Singapore’s Olam International has announced that it is buying Brazil’s Passos sugar factory for $129 million and that it will invest a further $111 million over the next 5 years to increase the crop and the factory capacity. The annual crush is currently 1.75 million tons [producing 200 000 tons of sugar with no mention of ethanol] and the plan calls for that to increase to 3 million.


Illovo has formalised the actuality by announcing its withdrawal from the Markala project in Mali citing that government’s failure to provide concessional funding and meet its other obligations together with the deteriorating security situation’


The Ghanaian government has announced that the Indian government will help it bring Komenda back into production. Unfortunately the factory is only rated at 1250 t/d and the cane land is only 3,500 acres [~1400 ha]. One member of the Indian delegation in the country last month is quoted as saying that Komenda was bankrupted in the early 1980’s by poor factory maintenance but that is rarely the case and we had always understood there were fundamental issues with the agriculture.

Meanwhile, a private local bank backed by the First Capital of Switzerland investment bank has announced that it will develop a sugar project in Ghana’s Abuakwa State.


Tanzania is claiming that it will soon be a net exporter of sugar although it recently gave out import licences for 100 000 tons to bridge the gap between crops.

Meanwhile, the country seems to be the focus of a very subjective campaign aimed at discouraging the development of bio-ethanol projects there on the basis that they displace food production and displace the population. It is a pity that there cannot be a more objective debate.


We first heard of the Rufiji sugar project down on the Tanzanian coast in 2008 when a Swedish ethanol company called SEKAB announced plans to develop large scale cane ethanol plants in Tanzania and Mozambique, the former being at Rufiji, just south of Dar as Salaam.

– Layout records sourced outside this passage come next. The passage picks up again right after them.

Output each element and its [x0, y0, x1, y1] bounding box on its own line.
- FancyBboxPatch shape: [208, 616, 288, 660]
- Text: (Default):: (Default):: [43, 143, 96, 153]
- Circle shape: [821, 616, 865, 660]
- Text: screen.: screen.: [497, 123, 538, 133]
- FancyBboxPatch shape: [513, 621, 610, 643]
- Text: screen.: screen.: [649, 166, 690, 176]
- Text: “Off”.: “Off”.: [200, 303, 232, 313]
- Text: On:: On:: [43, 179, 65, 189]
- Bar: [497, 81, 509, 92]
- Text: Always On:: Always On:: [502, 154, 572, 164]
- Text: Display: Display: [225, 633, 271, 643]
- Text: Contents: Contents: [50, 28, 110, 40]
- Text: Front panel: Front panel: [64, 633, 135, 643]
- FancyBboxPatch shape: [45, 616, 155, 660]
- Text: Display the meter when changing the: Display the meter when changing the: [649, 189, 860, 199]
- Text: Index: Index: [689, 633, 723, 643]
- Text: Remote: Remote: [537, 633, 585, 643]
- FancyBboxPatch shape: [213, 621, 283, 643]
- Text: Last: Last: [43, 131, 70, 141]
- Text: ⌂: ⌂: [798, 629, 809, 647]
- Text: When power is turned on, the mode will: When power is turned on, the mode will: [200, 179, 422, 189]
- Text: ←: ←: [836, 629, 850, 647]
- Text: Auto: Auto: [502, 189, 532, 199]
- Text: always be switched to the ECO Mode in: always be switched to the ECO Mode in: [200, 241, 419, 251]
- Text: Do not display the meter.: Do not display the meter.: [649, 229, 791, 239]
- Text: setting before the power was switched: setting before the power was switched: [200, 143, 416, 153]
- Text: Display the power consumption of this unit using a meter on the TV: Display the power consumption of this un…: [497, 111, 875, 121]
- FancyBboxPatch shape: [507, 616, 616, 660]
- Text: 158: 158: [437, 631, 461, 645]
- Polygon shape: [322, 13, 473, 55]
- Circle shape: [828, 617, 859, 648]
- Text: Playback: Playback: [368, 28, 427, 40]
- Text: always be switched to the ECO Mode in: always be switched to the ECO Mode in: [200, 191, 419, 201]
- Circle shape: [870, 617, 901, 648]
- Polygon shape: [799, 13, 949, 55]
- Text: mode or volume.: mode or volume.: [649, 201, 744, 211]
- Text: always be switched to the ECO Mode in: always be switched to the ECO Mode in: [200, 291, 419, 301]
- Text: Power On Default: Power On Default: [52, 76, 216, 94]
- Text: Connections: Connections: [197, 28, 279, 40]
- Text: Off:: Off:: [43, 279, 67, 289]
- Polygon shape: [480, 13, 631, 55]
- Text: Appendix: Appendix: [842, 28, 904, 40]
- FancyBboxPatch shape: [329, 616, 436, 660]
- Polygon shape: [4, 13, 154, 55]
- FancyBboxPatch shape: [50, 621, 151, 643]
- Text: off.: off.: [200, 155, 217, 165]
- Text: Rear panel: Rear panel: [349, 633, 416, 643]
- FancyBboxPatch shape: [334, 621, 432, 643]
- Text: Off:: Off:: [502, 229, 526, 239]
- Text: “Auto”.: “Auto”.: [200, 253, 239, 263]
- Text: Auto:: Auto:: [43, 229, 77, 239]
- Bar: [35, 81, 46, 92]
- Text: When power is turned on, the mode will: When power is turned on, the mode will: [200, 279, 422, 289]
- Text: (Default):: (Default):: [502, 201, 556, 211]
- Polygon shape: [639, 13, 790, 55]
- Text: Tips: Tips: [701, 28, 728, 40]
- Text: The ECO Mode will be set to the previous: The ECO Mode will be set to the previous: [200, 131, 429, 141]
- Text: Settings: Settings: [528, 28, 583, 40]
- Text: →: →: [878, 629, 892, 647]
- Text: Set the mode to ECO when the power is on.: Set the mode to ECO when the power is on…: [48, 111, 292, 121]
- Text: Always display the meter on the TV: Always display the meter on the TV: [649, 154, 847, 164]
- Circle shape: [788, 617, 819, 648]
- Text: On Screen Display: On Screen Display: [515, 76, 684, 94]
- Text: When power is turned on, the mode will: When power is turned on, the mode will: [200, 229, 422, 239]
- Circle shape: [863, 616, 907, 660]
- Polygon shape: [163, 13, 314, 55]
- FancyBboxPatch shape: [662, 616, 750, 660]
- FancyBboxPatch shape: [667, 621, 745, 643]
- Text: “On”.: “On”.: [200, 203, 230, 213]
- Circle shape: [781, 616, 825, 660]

A company calling itself Rufiji Sugar Plant has now announced the start of a 12,000 ha estate with a 5000 tcd factory producing 125 000 t/a of sugar. It is not clear whether this is the same project or a different one.


Green Fuel, the bio-ethanol company owned by Robert Mugabe and Billy Rautenbach seems to be in trouble because the government won’t mandate a high concentration blend and the country cannot afford flex fuel cars able to burn hydrous ethanol. The plant has not operated at all this year with its storage tanks filled to capacity. When you read the commentary though, what is most strange is that the project is reported to have required $600 million. At that level no wonder the company is in trouble – or is the figure somehow over-stated for some reason?


Local people across the border from TSB’s Komaati factory are talking of a 29 000 ha project irrigated from the Corumana Dam on the River Sabie just after it exits the Kruger. It is unclear how this fits with what TSB is doing in the area as Xinavane is said to be a partner in the scheme and that estate is owned by Tongaat Hulett.


Sugarbeet’s BvBTC1 gene has been identified as controlling when and whether or not the beet flowers, has been identified by research groups in Europe. The work should allow the seed companies to improve efficiency by minimising yield-reducing seed contaminations and help the development of new varieties with larger beets. You can buy the entire paper online.


A US company called ThermoEnergy is claiming that it can recovery all of the sugars in waste streams using its ‘Controlled Atmospheric Separation Technology’ [CAST®]. The system is said to be compact in size, to use less energy than competing technology, to produce higher-quality concentrations and to be very low maintenance. The company claims that it produces 65 brix liquor whilst the effluent is suitable for normal discharge. They don’t seem to be claiming that it is suitable for food grade use, mentioning bio-ethanol feedstock as the likely use.